Polisi Bekerjasama Dengan Kelompok Reaksioner Membubarkan Aksi FRI WP-AMP Yogyakarta

FRI WP AMPYogyakarta Jumat 7 April 2017, bertepatan dengan 50 tahun PT Freeport di West Papua, Front Rakyat Indonesia untuk West Papua (FRI WP) Yogyakarta yang merupakan front dari beberapa organisasi (Pembebasan, PMD, LSS, SeBUMI, PPR dan KPO PRP) dan individu-individu rakyat Indonesia yang mendukung perjuangan hak menentukan nasib sendiri (HMNS) bagi rakyat West Papua bersama dengan Aliansi Mahasiswa Papua (AMP) Kolektif Kota Jogja melakukan aksi massa bersama. Aksi  ini membawa dua tuntutan besar, yaitu Tutup Freeport dan berikan hak menentukan nasib sendiri bagi rakyat West Papua.
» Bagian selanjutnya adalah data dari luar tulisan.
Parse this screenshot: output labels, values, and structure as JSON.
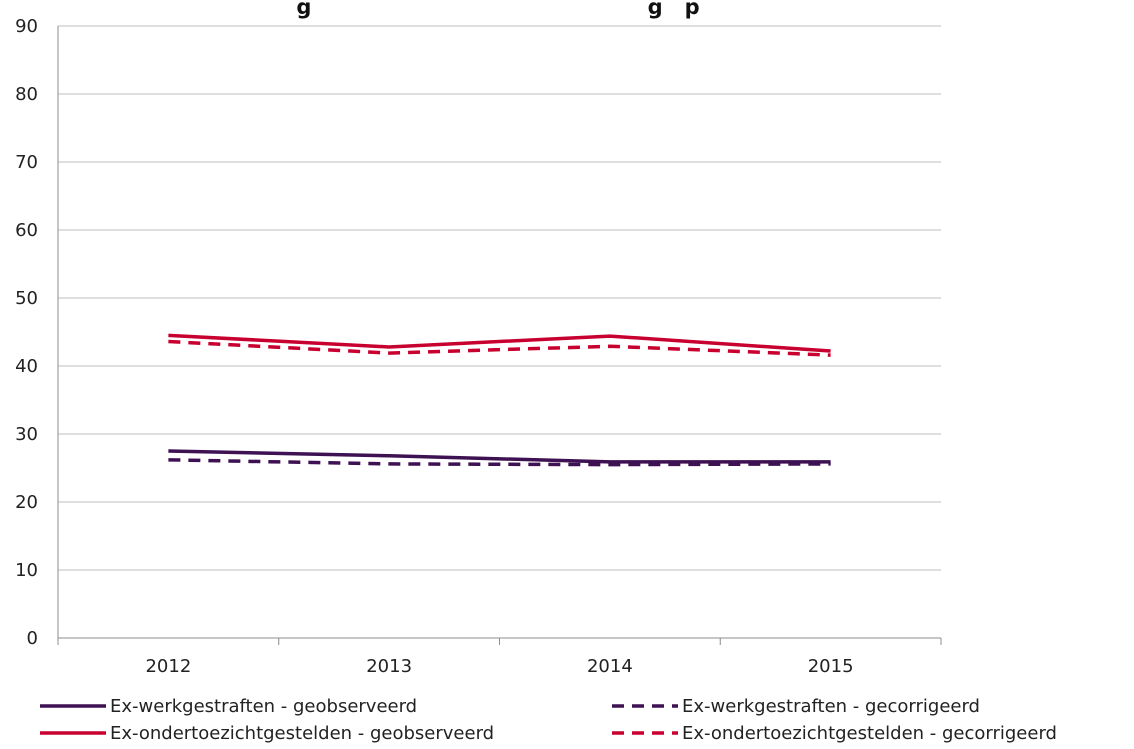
{
  "chart_data": {
    "type": "line",
    "title": "g                                              g   p",
    "xlabel": "",
    "ylabel": "",
    "categories": [
      "2012",
      "2013",
      "2014",
      "2015"
    ],
    "ylim": [
      0,
      90
    ],
    "yticks": [
      0,
      10,
      20,
      30,
      40,
      50,
      60,
      70,
      80,
      90
    ],
    "grid": true,
    "legend_position": "bottom",
    "series": [
      {
        "name": "Ex-werkgestraften - geobserveerd",
        "values": [
          27.5,
          26.8,
          25.9,
          25.9
        ],
        "color": "#3d1152",
        "dash": "solid"
      },
      {
        "name": "Ex-werkgestraften - gecorrigeerd",
        "values": [
          26.2,
          25.6,
          25.5,
          25.6
        ],
        "color": "#3d1152",
        "dash": "dashed"
      },
      {
        "name": "Ex-ondertoezichtgestelden - geobserveerd",
        "values": [
          44.5,
          42.8,
          44.4,
          42.2
        ],
        "color": "#c8002f",
        "dash": "solid"
      },
      {
        "name": "Ex-ondertoezichtgestelden - gecorrigeerd",
        "values": [
          43.6,
          41.9,
          42.9,
          41.6
        ],
        "color": "#c8002f",
        "dash": "dashed"
      }
    ]
  }
}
Dalam rencananya aksi dalam bentuk orasi-orasi politik dan pembagian selebaran propaganda ini akan dilakukan di bundaran kampus UGM. Pukul 09.30 WIB barisan massa aksi hendak berjalan keluar menuju bundaran kampus UGM, setelah sebelumnya mempersiapkan aksi dan mengatur barisan di halaman parkiri foodcourt Gelangang Mahasiswa UGM. Ketika tiba di gerbang UGM tanpa penjelasan apapun langsung dihadang, diserang, dibubarkan secara paksa, bahkan sampai dikejar-kejar ke dalam kampus UGM oleh aparat kepolisian yang bekerja sama dengan kelompok reaksioner Paksi Katon dan Pemuda Pancasila. Awalnya, massa aksi yang berjumlah 25 orang dipaksa untuk membubarkan diri, dengan alasan tidak ada pemberitahuan aksi. Namun faktanya dalam mempersiapkan aksi, kordinator aksi sudah melayangkan surat pemberitahuan ke Polsek Bulaksumur dan Polda DIY sesuai dengan undang-undang yang berlaku.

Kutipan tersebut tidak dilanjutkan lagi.